Pour surmonter les conséquences économiques de la pandémie de Covid-19, l’Union européenne a mis en place un plan de relance inédit de 750 milliards d’euros. S’il met l’accent sur les transitions écologique et numérique, il accorde également une place à des ambitions sociales.

Les jeunes ont tout particulièrement été impactés par les conséquences économiques de la pandémie de Covid-19
Les jeunes ont tout particulièrement été impactés par les conséquences économiques de la pandémie de Covid-19 - Crédits : monkeybusinessimages / iStock

Les conséquences de la pandémie de Covid-19, qui frappe l’Europe depuis le printemps 2020, ne sont pas seulement sanitaires, avec un bilan humain qui s’alourdit chaque jour malgré la campagne de vaccination, mais également économiques et sociales. Selon Eurostat, l’Union européenne comptait 16 millions de chômeurs au mois de décembre 2020, soit 2 millions de plus qu’au mois de février de la même année.
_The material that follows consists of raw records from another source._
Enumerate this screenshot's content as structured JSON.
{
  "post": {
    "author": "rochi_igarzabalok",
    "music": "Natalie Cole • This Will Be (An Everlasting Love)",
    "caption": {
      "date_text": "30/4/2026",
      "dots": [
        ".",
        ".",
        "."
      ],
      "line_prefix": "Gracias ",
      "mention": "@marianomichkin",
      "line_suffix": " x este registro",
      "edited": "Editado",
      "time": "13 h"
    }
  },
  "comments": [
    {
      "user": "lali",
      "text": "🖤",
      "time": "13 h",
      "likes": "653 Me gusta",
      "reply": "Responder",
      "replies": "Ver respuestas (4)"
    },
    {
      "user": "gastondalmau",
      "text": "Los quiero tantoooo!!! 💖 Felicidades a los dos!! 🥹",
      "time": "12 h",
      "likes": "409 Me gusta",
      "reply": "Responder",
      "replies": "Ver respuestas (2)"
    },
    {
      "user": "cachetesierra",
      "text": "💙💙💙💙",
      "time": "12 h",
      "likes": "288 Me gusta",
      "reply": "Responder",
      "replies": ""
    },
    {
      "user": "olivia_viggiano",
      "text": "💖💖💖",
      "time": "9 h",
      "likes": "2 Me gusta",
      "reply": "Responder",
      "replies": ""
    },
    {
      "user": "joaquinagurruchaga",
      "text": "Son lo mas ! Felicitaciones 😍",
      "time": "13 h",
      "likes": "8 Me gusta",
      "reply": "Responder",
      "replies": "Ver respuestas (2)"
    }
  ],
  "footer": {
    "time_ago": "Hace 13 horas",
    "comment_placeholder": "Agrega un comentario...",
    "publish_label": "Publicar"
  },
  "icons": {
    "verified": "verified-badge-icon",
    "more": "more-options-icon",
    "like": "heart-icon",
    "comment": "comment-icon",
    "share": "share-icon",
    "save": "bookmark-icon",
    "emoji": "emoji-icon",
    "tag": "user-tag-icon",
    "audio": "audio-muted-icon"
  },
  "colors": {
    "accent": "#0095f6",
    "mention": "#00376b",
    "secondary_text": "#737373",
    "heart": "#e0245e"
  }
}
Aux premiers temps de la crise, et ne disposant que d’une compétence partagée en matière sociale, l’Union européenne est d’abord intervenue via les initiatives d’investissement de réponse au coronavirus, pour faciliter l’utilisation des fonds européens (CRII et CRII+). Puis, elle a mis en place un mécanisme européen de réassurance chômage (SURE), permettant de financer les mesures de chômage partiel instaurées dans certains États membres et a levé les règles budgétaires (déficit limité à 3 % du Produit intérieur brut et dette publique à 60 %) pour donner plus de marge de manœuvre aux gouvernements.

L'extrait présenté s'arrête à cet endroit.